Several months ago, I had an assignment as part of an art small group to share about myself, using any medium…I felt inspired to tell my story with pictures and photoshopped my face onto numerous cultural images (this is just a sampling of them.)
With my large eyes, I didn’t resemble my Japanese relatives but I also didn’t look like my American family either. I shared about a personal epiphany I had at around age eight when I saw a picture of a lady from Pakistan who had almond eyes, nose and fuller lips like me – I must be Pakistani! Something clicked within me at that moment, and I used to drape my bedsheets around me like a sari in an attempt to express my newfound cultural identification! Though I knew I really wasn’t from there, it was a tremendous relief to know that I looked like someone.
Depending on the length, style and color of my hair and whether I was tan or more fair, I was mistaken for being many different nationalities. It was comical at times when someone insisted that I was a certain nationality and therefore SHOULD be able to speak that language. But the times when someone made the assumption that I was a snob for not engaging in conversation in the native language, therefore treating me rudely, was challenging.

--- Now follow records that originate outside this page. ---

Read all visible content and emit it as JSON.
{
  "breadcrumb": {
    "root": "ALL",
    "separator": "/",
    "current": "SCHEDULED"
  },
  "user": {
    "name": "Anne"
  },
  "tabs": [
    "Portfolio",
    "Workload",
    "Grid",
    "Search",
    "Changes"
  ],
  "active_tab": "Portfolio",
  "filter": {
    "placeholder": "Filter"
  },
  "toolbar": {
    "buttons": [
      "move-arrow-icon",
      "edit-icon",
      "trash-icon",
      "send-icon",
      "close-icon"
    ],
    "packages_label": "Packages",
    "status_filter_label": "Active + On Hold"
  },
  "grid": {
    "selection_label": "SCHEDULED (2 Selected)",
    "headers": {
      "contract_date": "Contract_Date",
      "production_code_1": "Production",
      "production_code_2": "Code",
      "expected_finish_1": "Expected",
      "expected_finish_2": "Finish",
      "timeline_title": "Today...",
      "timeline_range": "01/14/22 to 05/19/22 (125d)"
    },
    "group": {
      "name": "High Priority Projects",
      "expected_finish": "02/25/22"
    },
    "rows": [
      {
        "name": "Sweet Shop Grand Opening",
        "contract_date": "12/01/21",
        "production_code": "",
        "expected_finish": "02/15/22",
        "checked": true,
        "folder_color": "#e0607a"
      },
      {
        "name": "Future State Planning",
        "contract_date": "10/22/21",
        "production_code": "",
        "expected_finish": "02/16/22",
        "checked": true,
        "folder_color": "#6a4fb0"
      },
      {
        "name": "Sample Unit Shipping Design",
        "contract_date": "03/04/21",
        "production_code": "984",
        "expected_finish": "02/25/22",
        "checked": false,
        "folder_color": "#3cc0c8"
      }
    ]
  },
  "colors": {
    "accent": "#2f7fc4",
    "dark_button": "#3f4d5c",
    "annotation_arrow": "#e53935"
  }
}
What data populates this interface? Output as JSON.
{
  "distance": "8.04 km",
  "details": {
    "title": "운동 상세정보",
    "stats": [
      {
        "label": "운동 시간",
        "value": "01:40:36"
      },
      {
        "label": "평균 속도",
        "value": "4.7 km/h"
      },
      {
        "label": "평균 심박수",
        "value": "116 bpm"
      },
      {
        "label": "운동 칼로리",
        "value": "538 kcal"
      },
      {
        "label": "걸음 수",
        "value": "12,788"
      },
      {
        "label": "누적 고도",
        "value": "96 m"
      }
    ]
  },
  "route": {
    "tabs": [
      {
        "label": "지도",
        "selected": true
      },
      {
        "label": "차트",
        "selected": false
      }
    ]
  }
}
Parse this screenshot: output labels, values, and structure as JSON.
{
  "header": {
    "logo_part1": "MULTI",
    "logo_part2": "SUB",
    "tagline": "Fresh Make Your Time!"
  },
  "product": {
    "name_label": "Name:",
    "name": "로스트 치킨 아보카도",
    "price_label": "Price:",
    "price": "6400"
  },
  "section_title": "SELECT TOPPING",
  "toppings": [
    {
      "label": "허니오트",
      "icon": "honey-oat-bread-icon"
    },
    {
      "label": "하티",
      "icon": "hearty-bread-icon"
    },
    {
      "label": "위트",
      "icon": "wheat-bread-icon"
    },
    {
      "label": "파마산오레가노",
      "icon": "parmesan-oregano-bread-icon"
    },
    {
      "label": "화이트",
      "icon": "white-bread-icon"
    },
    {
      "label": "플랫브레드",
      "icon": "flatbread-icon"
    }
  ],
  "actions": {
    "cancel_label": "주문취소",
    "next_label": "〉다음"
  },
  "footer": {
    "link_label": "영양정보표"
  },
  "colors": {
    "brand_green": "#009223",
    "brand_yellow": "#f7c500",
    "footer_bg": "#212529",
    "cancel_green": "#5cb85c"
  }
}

All throughout my growing up years into adulthood, I pondered the purpose of not looking like anyone in my family. Not quite Japanese and not American either. I eventually drew the conclusion that this was the intention of my Maker and that He had a specific purpose for creating me this way! I didn’t fit in anywhere because it was His intention that I fit in everywhere!
I helped a friend teach ESL (English as a Second Language), and some middle eastern ladies were quite welcoming to me because they thought my family was from that part of the world. When I worked overseas in Ethiopia and Bulgaria with an international humanitarian organization, I was often assumed to be part something…and it often gained me access to people and places.
The art small group (that I told the story of my background and the photoshopped pictures with) didn’t seem to understand what I shared and how significant it was for me…at the end I felt like a bunch of blank faces were staring at me. But as the picture and purpose for my life has come into sharper focus, I KNOW what a unique gift it is that God has given to me.